Member of the Minnesota Senate from the 18th District
- In office December 2, 1857 – December 6, 1859
- Governor: Samuel Medary

Personal details
- Born: January 29, 1824 Unionville, Ohio, U.S.
- Died: May 5, 1904 (aged 80) Minneapolis, Minnesota, U.S.
- Resting place: Lakewood Cemetery

= Elijah T. Mixer =

American politician and businessman (1824–1904)

Elijah T. Mixer (January 29, 1824 – May 5, 1904) was an American politician, educator, and businessman who served a farming instructor to Native Americans in Minnesota. Mixer served a single term in the Minnesota Senate from 1857 to 1859 before working for the Saint Paul and Pacific Railroad.

== Early life ==
Mixer was born in Unionville, Ohio on January 29, 1824. He was the son of Phineas Mixer Jr. and Dorcas Mixer.

== Politics ==
In 1848 Mixer was appointed by President of the United States James K. Polk to serve as a farming instructor and Indian agent to the Ho-Chunk living in Minnesota Territory in Winnebago, Minnesota. Mixer first moved to Minnesota Territory in 1849 and settled in Henderson, Minnesota.
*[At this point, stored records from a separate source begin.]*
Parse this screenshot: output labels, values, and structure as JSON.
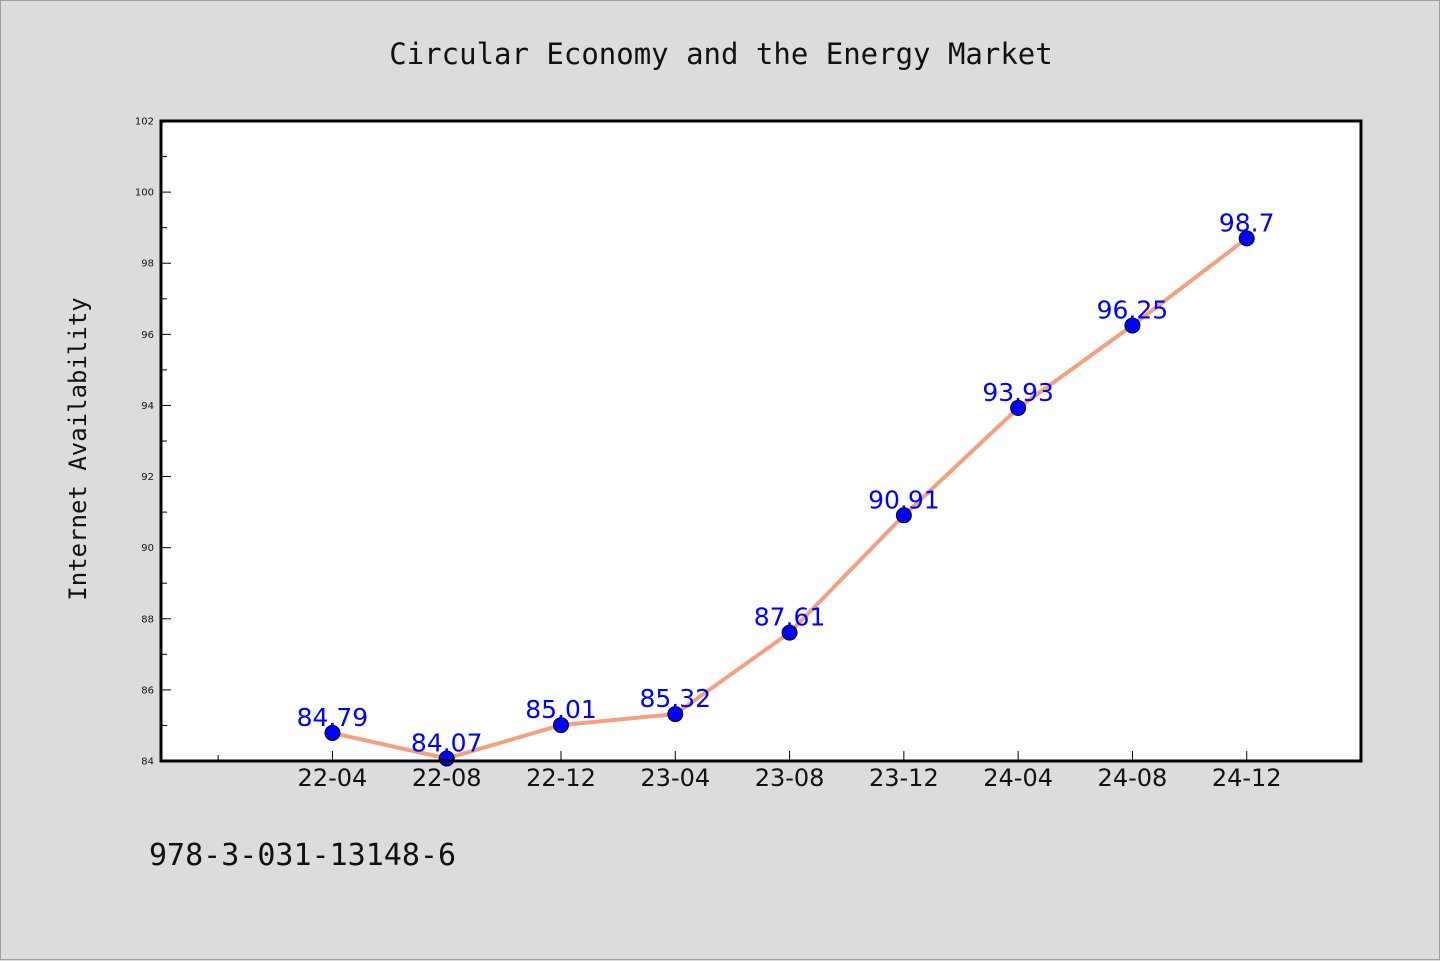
{
  "chart_data": {
    "type": "line",
    "title": "Circular Economy and the Energy Market",
    "xlabel": "",
    "ylabel": "Internet Availability",
    "categories": [
      "22-04",
      "22-08",
      "22-12",
      "23-04",
      "23-08",
      "23-12",
      "24-04",
      "24-08",
      "24-12"
    ],
    "series": [
      {
        "values": [
          84.79,
          84.07,
          85.01,
          85.32,
          87.61,
          90.91,
          93.93,
          96.25,
          98.7
        ],
        "data_labels": [
          "84.79",
          "84.07",
          "85.01",
          "85.32",
          "87.61",
          "90.91",
          "93.93",
          "96.25",
          "98.7"
        ]
      }
    ],
    "ylim": [
      84,
      102
    ],
    "yticks": [
      "84",
      "86",
      "88",
      "90",
      "92",
      "94",
      "96",
      "98",
      "100",
      "102"
    ],
    "grid": false,
    "legend": "none",
    "colors": {
      "line": "#f4a07e",
      "marker": "#0000ff",
      "label": "#0000ff",
      "plot_bg": "#ffffff",
      "page_bg": "#dcdcdc"
    }
  },
  "footer": {
    "text": "978-3-031-13148-6"
  }
}
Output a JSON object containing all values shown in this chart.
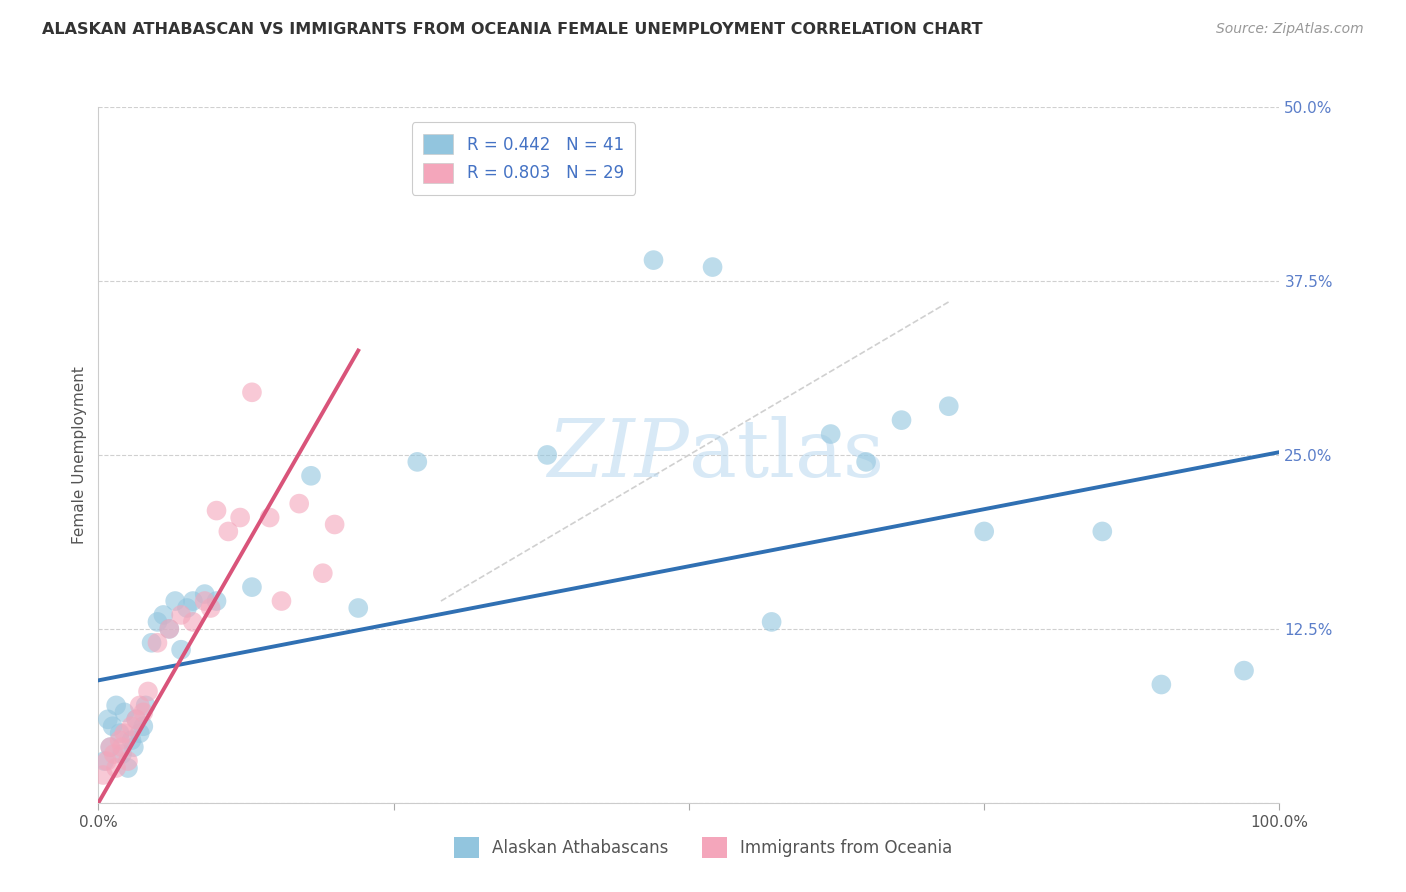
{
  "title": "ALASKAN ATHABASCAN VS IMMIGRANTS FROM OCEANIA FEMALE UNEMPLOYMENT CORRELATION CHART",
  "source": "Source: ZipAtlas.com",
  "ylabel": "Female Unemployment",
  "xlim": [
    0,
    1.0
  ],
  "ylim": [
    0,
    0.5
  ],
  "xticks": [
    0.0,
    0.25,
    0.5,
    0.75,
    1.0
  ],
  "xticklabels": [
    "0.0%",
    "",
    "",
    "",
    "100.0%"
  ],
  "yticks": [
    0.0,
    0.125,
    0.25,
    0.375,
    0.5
  ],
  "yticklabels": [
    "",
    "12.5%",
    "25.0%",
    "37.5%",
    "50.0%"
  ],
  "legend1_label": "R = 0.442   N = 41",
  "legend2_label": "R = 0.803   N = 29",
  "watermark_zip": "ZIP",
  "watermark_atlas": "atlas",
  "blue_color": "#92c5de",
  "pink_color": "#f4a6bb",
  "blue_line_color": "#3070b3",
  "pink_line_color": "#d9547a",
  "diagonal_color": "#d0d0d0",
  "blue_scatter_x": [
    0.005,
    0.008,
    0.01,
    0.012,
    0.015,
    0.018,
    0.02,
    0.022,
    0.025,
    0.028,
    0.03,
    0.032,
    0.035,
    0.038,
    0.04,
    0.045,
    0.05,
    0.055,
    0.06,
    0.065,
    0.07,
    0.075,
    0.08,
    0.09,
    0.1,
    0.13,
    0.18,
    0.22,
    0.27,
    0.38,
    0.47,
    0.52,
    0.57,
    0.62,
    0.65,
    0.68,
    0.72,
    0.75,
    0.85,
    0.9,
    0.97
  ],
  "blue_scatter_y": [
    0.03,
    0.06,
    0.04,
    0.055,
    0.07,
    0.05,
    0.035,
    0.065,
    0.025,
    0.045,
    0.04,
    0.06,
    0.05,
    0.055,
    0.07,
    0.115,
    0.13,
    0.135,
    0.125,
    0.145,
    0.11,
    0.14,
    0.145,
    0.15,
    0.145,
    0.155,
    0.235,
    0.14,
    0.245,
    0.25,
    0.39,
    0.385,
    0.13,
    0.265,
    0.245,
    0.275,
    0.285,
    0.195,
    0.195,
    0.085,
    0.095
  ],
  "pink_scatter_x": [
    0.004,
    0.007,
    0.01,
    0.013,
    0.015,
    0.018,
    0.02,
    0.022,
    0.025,
    0.028,
    0.032,
    0.035,
    0.038,
    0.042,
    0.05,
    0.06,
    0.07,
    0.08,
    0.09,
    0.095,
    0.1,
    0.11,
    0.12,
    0.13,
    0.145,
    0.155,
    0.17,
    0.19,
    0.2
  ],
  "pink_scatter_y": [
    0.02,
    0.03,
    0.04,
    0.035,
    0.025,
    0.045,
    0.04,
    0.05,
    0.03,
    0.055,
    0.06,
    0.07,
    0.065,
    0.08,
    0.115,
    0.125,
    0.135,
    0.13,
    0.145,
    0.14,
    0.21,
    0.195,
    0.205,
    0.295,
    0.205,
    0.145,
    0.215,
    0.165,
    0.2
  ],
  "blue_line_x": [
    0.0,
    1.0
  ],
  "blue_line_y": [
    0.088,
    0.252
  ],
  "pink_line_x": [
    0.0,
    0.22
  ],
  "pink_line_y": [
    0.0,
    0.325
  ],
  "diag_line_x": [
    0.29,
    0.72
  ],
  "diag_line_y": [
    0.145,
    0.36
  ]
}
Mixer campaigned for a position in the Minnesota Legislature as a member of the Minnesota Senate in 1857. Mixer won the election on October 13, 1857 as a representative of Minnesota's 18th Senate district. At the time the district consisted of Sibley County, McLeod County, and Renville County. Mixer served during the 1st Minnesota Legislature from December 2, 1857 to December 6, 1859. During his term Mixer served on the Elections, Roads and Bridges, State Affairs, and State Prison Committees.

== Railroad career ==
Following his term in the Minnesota Senate, Mixer worked as a railroad foreman for the Saint Paul and Pacific Railroad. Mix was later a foreman for the Great Northern Railway following its consolidation with the Saint Paul Pacific Railroad in 1879 under James J. Hill.

== Death ==
Mixer died on May 5, 1904 in Minneapolis; he is buried in Lakewood Cemetery.